LinkedIn's Head of Talent reveals huge interview 'concern'

Being inquisitive in a job interview is essential for any candidate looking to land the role on offer. And if a jobseeker is not openly curious during the interview, it could signal to the recruiter that they’re just not interested.

According to Brendan Browne, Global Head of Talent for LinkedIn, one of the main ways an interviewer remembers your candidates is by the questions they ask. "If people don't have questions, that's a concern," he told CNBC. “It's sort of impossible to not have questions. You won't get everything in a 45-minute interview that you need."

Having said that, it’s surely incumbent on you, as recruiters, to coach your applicants to ask the right amount of questions at the close of an interview. They need to be prepared before they walk in the door, having a set of queries they know they would like to put to the interviewer. And if they don’t, it can signal a red flag.

“Is this emblematic of not being inquisitive or collaborative?" added Browne. "Questions are one of the most important things. Ask about [the interviewer's] experiences. What challenges do they face? What's next for the company and what's up ahead?"
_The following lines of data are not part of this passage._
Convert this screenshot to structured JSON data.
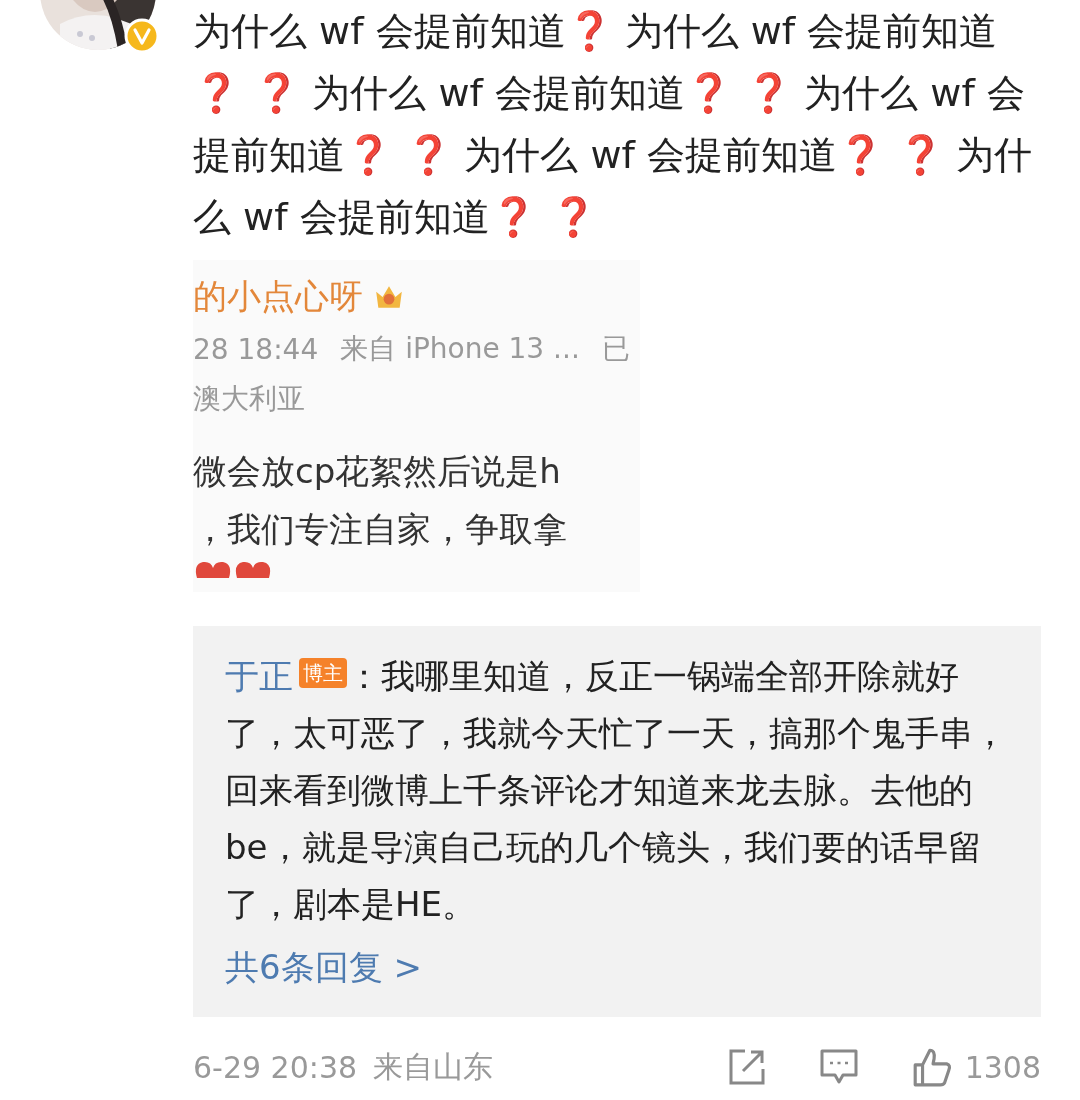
{
  "post": {
    "segments": [
      {
        "kind": "text",
        "text": "为什么 wf 会提前知道"
      },
      {
        "kind": "mark",
        "text": "❓"
      },
      {
        "kind": "text",
        "text": " 为什么 wf 会提前知道"
      },
      {
        "kind": "mark",
        "text": "❓ ❓"
      },
      {
        "kind": "text",
        "text": " 为什么 wf 会提前知道"
      },
      {
        "kind": "mark",
        "text": "❓ ❓"
      },
      {
        "kind": "text",
        "text": " 为什么 wf 会提前知道"
      },
      {
        "kind": "mark",
        "text": "❓ ❓"
      },
      {
        "kind": "text",
        "text": " 为什么 wf 会提前知道"
      },
      {
        "kind": "mark",
        "text": "❓ ❓"
      },
      {
        "kind": "text",
        "text": " 为什么 wf 会提前知道"
      },
      {
        "kind": "mark",
        "text": "❓ ❓"
      }
    ]
  },
  "quoted_screenshot": {
    "name": "的小点心呀",
    "time": "28 18:44",
    "source": "来自 iPhone 13 ...",
    "edited": "已",
    "location": "澳大利亚",
    "body_lines": [
      "微会放cp花絮然后说是h",
      "，我们专注自家，争取拿"
    ]
  },
  "reply": {
    "author": "于正",
    "badge": "博主",
    "text": "：我哪里知道，反正一锅端全部开除就好了，太可恶了，我就今天忙了一天，搞那个鬼手串，回来看到微博上千条评论才知道来龙去脉。去他的be，就是导演自己玩的几个镜头，我们要的话早留了，剧本是HE。",
    "more_link": "共6条回复 >"
  },
  "footer": {
    "time": "6-29 20:38",
    "location": "来自山东",
    "like_count": "1308"
  }
}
A recent article in Fast Company agreed with Browne, whereby Sjoerd Gehring, Global VP of Talent Acquisition at Johnson & Johnson, revealed the smartest questions that candidates asked at the end of interviews.  One such question was; ‘why has the person in this role decided to leave?’.

“This can be a very revealing question,” explained Gehring. “Why is the position you’ve applied for available? Is it because the previous person has been promoted or moved to a different team? Both of which would suggest that this job would set you up for progression.

“Or, did the person leave to join another company? Or because they didn’t meet expectations? If the recruiter hesitates or becomes evasive, that could tell you everything you need to know. Equally, stay alert and if you sense it’s time to move the conversation on, gently change the subject to something else, or ask a new question that’s easier to answer.”